To tell you the truth, Johnny Sack is probably my favorite character. Maybe it’s just his name, or that Vincent Curatola, who plays Johnny, is so convincingly malevolent. His accumulated resentments are quite obviously blinding him, and I would lay odds—you should pardon the expression—that Tony Soprano will be forced to deal with him in some entertainingly punitive way. It struck me, while contemplating Johnny Sack’s personality problems (it’s much healthier to think about the shocking pathologies of fictional characters than of the shocking pathologies of the real people who populate the front pages today, isn’t it?), that he is a model of the modern mobster, in that he lets his greed get the best of him. Perhaps I am looking back on the early Mob with more affection than it deserves, but it seems as if Carlo Gambino and the like knew when to take and when not to take.

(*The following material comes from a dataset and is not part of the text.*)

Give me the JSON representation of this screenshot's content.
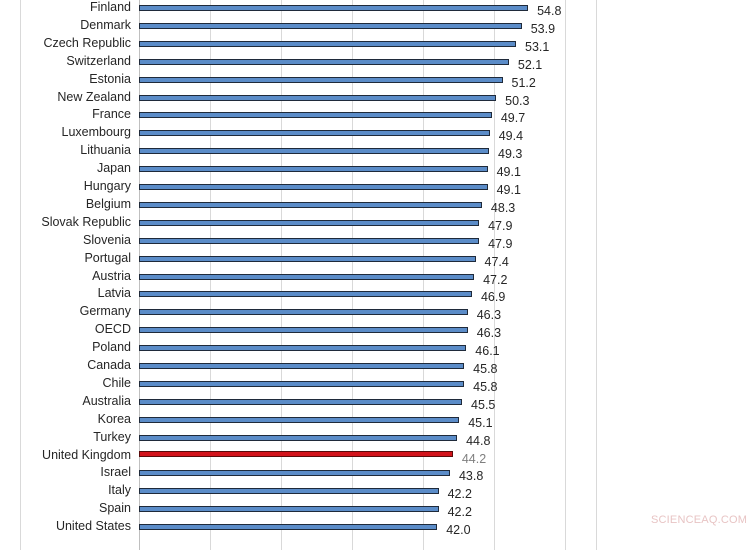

The Luchese analogy is apt, I think, though Johnny Sack’s vanity reminds me of John Gotti; Johnny Sack is the sort of mobster who would have someone killed, as Gotti did, for a superficial show of disrespect. You remember, of course, the case of Louie DiBono, the hapless drywall contractor and mid-level Gambino man? Gotti had him killed because DiBono missed a required audience with the Boss. About DiBono, Gotti said: “He didn’t rob nothing. Know why he’s dying? He’s gonna die because he refused to come in when I called.” Gotti’s ego required constant feeding, constant displays of respect. The most successful bosses are obviously the most self-effacing.
By the way, doesn’t it seem a little odd to you that Johnny Sack’s New York family is seeking out Tony Soprano’s New Jersey family for advice and guidance? I always pictured the DeCalvalcante family of New Jersey as completely subservient to New York. The ring-of-truth meter is faltering on this one.